Margrit Stamm ist mit ihrer Kritik an der systemischen Ungerechtigkeit pädagogischen Denkens und Handelns nicht allein. Unlängst hat auch der Zürcher Erziehungswissenschaftler Roland Reichenbach einen Essay veröffentlicht, in dem er eine Pädagogik hinterfragt, die das einzelne Kind ins Zentrum stellt. Das viel gepriesene, aber letztlich neoliberale Ideal der «Individualisierung» in Schule und Unterricht spielt vor allem den Leistungsstarken und Privilegierten in die Hände. Darum räumt Reichenbach mit pädagogischen Mythen auf, die sich wie selbstverständlich in der Schulpraxis festgesetzt haben: der Rolle der Eigenerfahrung etwa, dem Ideal des selbstorganisierten, aber auch digitalen Lernens – oder der Vorstellung, dass sich Lehrer:in und Schüler:in in der Schule «auf gleicher Augenhöhe» begegnen.

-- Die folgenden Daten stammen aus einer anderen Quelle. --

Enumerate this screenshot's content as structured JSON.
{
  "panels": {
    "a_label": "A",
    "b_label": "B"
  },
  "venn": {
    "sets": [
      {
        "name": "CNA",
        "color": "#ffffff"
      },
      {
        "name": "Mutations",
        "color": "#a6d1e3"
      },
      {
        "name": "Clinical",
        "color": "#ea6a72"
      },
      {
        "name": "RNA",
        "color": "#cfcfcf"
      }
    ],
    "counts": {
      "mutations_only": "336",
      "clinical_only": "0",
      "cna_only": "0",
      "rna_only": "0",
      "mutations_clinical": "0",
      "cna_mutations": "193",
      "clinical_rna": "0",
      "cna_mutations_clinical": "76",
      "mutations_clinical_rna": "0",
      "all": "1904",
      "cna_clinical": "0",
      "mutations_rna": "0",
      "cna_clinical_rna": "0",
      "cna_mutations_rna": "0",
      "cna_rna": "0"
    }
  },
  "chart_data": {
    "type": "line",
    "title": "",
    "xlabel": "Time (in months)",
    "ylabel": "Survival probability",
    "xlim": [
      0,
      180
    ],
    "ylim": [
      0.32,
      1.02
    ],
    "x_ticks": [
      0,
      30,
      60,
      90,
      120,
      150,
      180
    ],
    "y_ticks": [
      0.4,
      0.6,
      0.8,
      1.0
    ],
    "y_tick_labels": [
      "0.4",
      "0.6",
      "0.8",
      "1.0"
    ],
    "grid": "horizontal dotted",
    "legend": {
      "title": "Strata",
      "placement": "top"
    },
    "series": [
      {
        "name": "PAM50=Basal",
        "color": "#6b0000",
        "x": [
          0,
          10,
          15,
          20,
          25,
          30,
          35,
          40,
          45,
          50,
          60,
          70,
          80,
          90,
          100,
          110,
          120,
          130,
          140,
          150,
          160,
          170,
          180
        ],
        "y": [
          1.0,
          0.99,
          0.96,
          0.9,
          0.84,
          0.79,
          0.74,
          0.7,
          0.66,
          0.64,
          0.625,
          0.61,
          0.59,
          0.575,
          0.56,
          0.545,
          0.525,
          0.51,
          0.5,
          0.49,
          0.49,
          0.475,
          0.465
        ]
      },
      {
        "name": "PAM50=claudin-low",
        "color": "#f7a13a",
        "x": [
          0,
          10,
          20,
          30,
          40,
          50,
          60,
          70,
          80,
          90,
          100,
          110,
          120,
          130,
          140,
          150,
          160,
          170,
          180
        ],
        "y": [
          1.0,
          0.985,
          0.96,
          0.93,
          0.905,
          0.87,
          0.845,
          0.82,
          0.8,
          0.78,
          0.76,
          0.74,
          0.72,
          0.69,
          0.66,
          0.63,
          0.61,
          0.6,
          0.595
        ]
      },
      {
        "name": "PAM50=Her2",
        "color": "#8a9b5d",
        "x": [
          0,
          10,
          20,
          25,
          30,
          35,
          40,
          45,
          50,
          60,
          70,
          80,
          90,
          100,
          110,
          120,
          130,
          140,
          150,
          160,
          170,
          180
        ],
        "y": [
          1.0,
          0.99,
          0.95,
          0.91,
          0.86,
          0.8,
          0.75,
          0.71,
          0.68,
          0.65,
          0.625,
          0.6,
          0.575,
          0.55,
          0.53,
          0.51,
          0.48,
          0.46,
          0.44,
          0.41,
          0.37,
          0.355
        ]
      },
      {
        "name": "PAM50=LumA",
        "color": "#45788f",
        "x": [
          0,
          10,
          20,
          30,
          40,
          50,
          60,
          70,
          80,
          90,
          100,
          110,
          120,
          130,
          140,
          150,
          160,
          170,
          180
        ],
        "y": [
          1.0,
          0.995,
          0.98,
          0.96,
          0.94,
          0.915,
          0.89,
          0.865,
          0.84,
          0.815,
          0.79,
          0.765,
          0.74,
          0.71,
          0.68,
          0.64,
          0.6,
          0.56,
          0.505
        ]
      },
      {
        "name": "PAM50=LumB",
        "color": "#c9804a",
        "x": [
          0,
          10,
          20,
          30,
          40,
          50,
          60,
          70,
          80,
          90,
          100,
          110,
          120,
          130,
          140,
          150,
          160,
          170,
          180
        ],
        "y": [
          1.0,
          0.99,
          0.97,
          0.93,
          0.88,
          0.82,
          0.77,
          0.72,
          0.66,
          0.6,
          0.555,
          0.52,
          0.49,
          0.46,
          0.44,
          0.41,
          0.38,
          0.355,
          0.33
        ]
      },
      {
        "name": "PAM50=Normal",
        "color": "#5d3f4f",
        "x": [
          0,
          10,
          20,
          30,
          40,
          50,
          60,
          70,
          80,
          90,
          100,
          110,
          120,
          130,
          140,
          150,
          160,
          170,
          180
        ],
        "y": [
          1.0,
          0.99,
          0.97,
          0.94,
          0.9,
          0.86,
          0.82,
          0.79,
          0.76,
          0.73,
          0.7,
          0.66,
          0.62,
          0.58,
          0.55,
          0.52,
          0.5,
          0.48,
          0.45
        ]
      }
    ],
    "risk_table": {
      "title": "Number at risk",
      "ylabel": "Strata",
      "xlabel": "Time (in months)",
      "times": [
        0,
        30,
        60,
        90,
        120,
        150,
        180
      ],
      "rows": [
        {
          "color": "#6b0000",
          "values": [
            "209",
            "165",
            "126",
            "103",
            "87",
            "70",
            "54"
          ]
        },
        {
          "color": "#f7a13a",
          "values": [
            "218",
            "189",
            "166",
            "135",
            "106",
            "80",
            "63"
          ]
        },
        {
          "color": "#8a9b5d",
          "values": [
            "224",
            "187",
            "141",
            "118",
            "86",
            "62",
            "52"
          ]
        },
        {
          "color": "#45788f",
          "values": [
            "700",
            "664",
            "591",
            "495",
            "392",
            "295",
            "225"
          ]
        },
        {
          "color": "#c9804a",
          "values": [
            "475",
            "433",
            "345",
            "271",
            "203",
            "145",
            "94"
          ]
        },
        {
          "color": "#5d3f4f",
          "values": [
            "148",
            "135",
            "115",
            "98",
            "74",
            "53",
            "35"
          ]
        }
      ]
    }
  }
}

Stamm und Reichenbach machen sich für eine pädagogische Leitidee stark, die nicht das digitale Lehrmittel oder das individuelle Gehirn, sondern das Engagement der Lehrperson ins Zentrum rückt: «Ich unterstütze dich, dass du das schaffst.» Lehrer:innen sollen nicht länger glauben, sie müssten einem Arbeiterkind ein «realistisches Bild» der Anforderungen am Gymnasium vermitteln, um es vor dem möglichen Scheitern zu bewahren.

Buchcover von «Von unten nach oben. Arbeiterkinder und ihre Bildungsaufstiege an das Gymnasium»
Margrit Stamm: «Von unten nach oben. Arbeiterkinder und ihre Bildungsaufstiege an das Gymnasium». Beltz Juventa Verlag. Weinheim/Basel 2025. 138 Seiten.
Buchcover von «Die Pädagogik der Privilegierten. Ein Essay»
Roland Reichenbach: «Die Pädagogik der Privilegierten. Ein Essay». Kohlhammer Verlag. Stuttgart 2024. 206 Seiten.